I hadn't been given a ticket and maybe the first man thought that my appointment was with Pet's friend. So he left and I went back to the window to check. The man said that someone would come out into the waiting room to talk to me. Pet's friend had let him know.

Eventually she came out and sat down there with me. I had a list of questions, but she made it clear that the US government was interested in helping people who wanted to import American goods to Thailand, but much less interested in exporting Thai goods to the US. But she could give me information. We did this all in English. She went out and got several pages of contacts with trade related organizations that she thought would be helpful. In the conversation it came out that I had been a Peace Corps volunteer and we switched to Thai and she suddenly became much more helpful. She went out again and brought back two huge books - one was the Thai Association of Small and Medium Enterprises - which she told me to take and bring back when I got what I needed and gave me her email address.

I left thinking - if I hadn't had Pet's friend as a contact, would I have gotten to talk to anyone at all?

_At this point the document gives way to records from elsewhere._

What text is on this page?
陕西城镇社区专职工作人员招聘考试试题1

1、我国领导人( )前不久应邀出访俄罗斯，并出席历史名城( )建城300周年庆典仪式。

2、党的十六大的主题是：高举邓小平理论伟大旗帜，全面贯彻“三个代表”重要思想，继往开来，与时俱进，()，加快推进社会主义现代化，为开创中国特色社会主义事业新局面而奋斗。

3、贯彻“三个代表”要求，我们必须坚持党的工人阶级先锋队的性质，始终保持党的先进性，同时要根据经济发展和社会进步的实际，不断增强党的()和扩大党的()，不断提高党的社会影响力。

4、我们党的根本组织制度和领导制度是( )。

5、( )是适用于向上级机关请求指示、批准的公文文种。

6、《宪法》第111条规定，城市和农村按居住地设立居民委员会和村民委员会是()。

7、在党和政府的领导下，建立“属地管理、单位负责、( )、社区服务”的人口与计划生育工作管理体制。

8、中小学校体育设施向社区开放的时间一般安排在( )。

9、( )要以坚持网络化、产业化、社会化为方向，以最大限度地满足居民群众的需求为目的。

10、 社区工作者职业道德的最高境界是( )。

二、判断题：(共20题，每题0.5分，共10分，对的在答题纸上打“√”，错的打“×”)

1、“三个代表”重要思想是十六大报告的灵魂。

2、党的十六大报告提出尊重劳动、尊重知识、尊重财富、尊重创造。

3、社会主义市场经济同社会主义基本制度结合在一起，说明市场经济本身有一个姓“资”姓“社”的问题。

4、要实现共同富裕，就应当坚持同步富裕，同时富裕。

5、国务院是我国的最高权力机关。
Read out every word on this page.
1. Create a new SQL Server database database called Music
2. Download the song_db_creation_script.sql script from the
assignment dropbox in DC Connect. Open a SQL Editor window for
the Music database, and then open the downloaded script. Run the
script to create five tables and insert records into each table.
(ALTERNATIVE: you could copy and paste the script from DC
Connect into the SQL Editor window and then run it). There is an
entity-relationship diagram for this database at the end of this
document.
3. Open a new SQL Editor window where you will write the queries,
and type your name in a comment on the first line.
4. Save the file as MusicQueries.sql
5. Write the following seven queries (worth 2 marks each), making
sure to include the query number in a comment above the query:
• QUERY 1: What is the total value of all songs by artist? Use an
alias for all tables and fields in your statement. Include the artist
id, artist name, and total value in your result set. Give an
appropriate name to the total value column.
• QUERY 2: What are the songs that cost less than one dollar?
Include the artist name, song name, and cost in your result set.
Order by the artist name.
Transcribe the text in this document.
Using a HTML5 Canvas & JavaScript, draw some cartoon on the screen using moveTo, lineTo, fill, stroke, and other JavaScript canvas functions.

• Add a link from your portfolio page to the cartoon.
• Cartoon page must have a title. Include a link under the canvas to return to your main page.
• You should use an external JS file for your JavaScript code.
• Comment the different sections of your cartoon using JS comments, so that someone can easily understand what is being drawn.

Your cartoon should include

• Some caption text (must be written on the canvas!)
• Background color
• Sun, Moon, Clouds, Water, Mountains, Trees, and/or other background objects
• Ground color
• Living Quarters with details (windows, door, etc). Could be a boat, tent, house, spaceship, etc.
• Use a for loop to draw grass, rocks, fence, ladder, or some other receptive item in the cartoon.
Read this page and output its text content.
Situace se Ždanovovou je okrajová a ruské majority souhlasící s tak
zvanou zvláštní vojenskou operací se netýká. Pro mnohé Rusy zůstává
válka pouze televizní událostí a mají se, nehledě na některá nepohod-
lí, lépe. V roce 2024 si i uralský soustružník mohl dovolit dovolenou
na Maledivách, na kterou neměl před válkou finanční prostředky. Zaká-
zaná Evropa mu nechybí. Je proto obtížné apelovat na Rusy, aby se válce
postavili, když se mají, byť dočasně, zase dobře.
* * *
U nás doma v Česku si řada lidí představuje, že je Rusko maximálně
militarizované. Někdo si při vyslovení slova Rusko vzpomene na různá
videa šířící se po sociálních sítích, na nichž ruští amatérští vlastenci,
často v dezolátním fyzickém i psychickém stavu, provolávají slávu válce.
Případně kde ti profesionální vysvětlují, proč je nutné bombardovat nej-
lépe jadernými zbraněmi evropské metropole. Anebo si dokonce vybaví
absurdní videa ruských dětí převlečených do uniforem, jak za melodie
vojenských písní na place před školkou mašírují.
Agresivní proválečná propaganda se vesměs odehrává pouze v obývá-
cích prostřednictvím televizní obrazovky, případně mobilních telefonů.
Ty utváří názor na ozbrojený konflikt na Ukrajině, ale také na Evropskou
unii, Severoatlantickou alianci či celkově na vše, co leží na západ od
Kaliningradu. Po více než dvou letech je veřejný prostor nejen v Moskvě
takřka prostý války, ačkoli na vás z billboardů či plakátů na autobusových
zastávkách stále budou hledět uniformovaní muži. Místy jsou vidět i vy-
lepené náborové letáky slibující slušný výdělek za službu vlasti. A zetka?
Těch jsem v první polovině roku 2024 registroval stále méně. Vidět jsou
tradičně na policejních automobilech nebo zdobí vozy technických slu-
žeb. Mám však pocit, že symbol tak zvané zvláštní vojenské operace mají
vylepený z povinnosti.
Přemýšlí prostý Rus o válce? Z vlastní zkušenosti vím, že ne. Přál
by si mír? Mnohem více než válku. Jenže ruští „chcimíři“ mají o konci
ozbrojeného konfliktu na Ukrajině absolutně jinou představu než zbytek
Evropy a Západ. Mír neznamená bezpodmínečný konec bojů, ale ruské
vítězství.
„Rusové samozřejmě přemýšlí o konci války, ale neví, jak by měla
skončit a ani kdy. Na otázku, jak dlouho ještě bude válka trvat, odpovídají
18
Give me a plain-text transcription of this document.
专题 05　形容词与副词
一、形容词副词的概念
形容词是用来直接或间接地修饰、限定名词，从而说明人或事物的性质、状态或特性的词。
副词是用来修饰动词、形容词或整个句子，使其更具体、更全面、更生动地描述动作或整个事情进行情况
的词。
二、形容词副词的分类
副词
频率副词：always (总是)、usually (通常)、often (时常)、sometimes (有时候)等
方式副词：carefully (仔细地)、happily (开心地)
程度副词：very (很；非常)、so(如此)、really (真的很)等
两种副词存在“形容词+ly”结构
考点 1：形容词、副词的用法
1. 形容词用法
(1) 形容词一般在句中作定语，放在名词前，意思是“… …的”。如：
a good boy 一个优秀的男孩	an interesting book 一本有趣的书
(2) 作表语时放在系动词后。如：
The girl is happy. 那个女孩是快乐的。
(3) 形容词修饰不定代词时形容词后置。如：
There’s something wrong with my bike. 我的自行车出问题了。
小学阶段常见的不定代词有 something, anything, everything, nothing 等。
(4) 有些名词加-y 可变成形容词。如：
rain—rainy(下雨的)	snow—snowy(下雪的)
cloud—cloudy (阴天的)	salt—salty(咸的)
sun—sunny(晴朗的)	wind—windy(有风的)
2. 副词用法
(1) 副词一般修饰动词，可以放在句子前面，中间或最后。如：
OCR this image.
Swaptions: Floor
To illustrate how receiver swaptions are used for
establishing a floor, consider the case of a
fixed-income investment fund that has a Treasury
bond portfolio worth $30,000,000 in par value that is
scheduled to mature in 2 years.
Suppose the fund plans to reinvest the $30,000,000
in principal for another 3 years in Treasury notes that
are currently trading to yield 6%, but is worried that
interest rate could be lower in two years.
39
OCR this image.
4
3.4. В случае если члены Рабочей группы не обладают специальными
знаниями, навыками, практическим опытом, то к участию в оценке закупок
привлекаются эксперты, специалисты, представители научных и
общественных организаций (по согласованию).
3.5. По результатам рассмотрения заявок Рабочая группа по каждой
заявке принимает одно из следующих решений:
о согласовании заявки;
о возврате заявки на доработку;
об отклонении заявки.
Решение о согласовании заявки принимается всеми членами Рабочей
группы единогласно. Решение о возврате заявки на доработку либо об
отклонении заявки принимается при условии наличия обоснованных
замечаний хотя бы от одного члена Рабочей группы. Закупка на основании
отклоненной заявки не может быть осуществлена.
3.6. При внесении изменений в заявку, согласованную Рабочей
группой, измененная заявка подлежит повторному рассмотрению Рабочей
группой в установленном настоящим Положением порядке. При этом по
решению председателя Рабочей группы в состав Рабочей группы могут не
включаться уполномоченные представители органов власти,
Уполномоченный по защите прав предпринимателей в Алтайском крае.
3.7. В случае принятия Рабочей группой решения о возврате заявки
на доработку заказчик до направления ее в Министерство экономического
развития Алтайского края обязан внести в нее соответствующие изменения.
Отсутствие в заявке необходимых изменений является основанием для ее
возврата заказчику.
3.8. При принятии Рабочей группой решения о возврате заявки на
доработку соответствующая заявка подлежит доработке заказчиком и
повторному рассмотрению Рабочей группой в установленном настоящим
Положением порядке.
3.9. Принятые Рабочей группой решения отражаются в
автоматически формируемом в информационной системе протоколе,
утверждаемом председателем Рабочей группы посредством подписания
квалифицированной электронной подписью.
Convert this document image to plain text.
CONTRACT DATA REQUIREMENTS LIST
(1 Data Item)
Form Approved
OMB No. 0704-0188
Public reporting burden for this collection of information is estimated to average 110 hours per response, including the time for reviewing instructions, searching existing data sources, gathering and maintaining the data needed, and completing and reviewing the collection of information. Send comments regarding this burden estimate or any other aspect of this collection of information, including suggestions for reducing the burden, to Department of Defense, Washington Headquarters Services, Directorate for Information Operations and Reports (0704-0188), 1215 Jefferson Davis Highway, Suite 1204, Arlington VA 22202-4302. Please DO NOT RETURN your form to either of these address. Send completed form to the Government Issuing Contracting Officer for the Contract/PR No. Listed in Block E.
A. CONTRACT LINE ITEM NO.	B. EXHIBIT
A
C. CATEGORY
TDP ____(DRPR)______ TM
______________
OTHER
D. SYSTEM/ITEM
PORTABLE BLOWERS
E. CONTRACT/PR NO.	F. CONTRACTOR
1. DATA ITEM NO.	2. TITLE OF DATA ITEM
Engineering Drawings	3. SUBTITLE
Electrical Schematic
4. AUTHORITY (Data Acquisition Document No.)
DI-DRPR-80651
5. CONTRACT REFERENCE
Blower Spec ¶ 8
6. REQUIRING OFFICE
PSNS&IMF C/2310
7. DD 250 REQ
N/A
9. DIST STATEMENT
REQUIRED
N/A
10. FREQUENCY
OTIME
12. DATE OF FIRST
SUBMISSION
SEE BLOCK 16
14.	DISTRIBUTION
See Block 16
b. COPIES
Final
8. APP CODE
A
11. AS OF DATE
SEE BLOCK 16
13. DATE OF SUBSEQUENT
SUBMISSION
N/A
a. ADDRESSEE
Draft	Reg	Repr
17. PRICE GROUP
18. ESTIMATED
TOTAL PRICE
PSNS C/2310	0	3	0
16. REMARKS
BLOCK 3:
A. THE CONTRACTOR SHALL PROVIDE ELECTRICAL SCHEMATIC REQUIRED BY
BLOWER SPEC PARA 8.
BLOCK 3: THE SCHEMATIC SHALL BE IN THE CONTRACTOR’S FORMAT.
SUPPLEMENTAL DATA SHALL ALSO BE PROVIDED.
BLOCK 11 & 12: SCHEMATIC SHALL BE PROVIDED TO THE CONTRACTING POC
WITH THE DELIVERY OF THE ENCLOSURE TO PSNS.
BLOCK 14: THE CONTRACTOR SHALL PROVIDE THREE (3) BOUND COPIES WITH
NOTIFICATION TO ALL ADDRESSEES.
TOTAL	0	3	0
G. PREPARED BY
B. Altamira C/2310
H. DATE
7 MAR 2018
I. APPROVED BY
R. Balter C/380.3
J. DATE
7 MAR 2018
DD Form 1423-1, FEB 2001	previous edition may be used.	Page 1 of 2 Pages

It would be so much easier from a user's perspective to be able to email "Here's what I need, can you help me or give me some better places to get help?" than to have to go down to the Consulate.

My sense is that 9/11 made everyone paranoid and all the US diplomatic outposts became fortresses and entry has become much more difficult. They used to be open and friendly US PR offices where people living in other countries could get a glimpse of the American democracy. Now they are hostile and demeaning (not at all unlike airport security - if you are not white expect extra scrutiny) for Americans and non-Americans alike.

The second problem, I suspect, is that the State Department budget has been cut badly over the years and so they've switched from human contact to all electronic contact. The Thai security guard appeared to be a contract security person, not a Consulate employee. That may make it easier for the State Department, but it defeats a great deal of the purpose of being there. People just don't go there to get help anymore. It's too much of a hassle. My boss laughed when I told him where I was going. He said security wouldn't let him in when he tried to go. Unless they HAVE to go - to get a visa etc. - many people just skip it. It really adds to the negative image of the US abroad.

In the Chiang Mai case, I have to say the US is lucky that all the staff I dealt with were Thai and they were all extremely polite, hospitable, and helpful, even doing the security check. It isn't like that in Beijing.

Perhaps our new Secretary of State along with our new President can make some changes here, to make our embassies and consulates sources of information and glimpses of democracy once again instead of the grim, intimidating places they've become.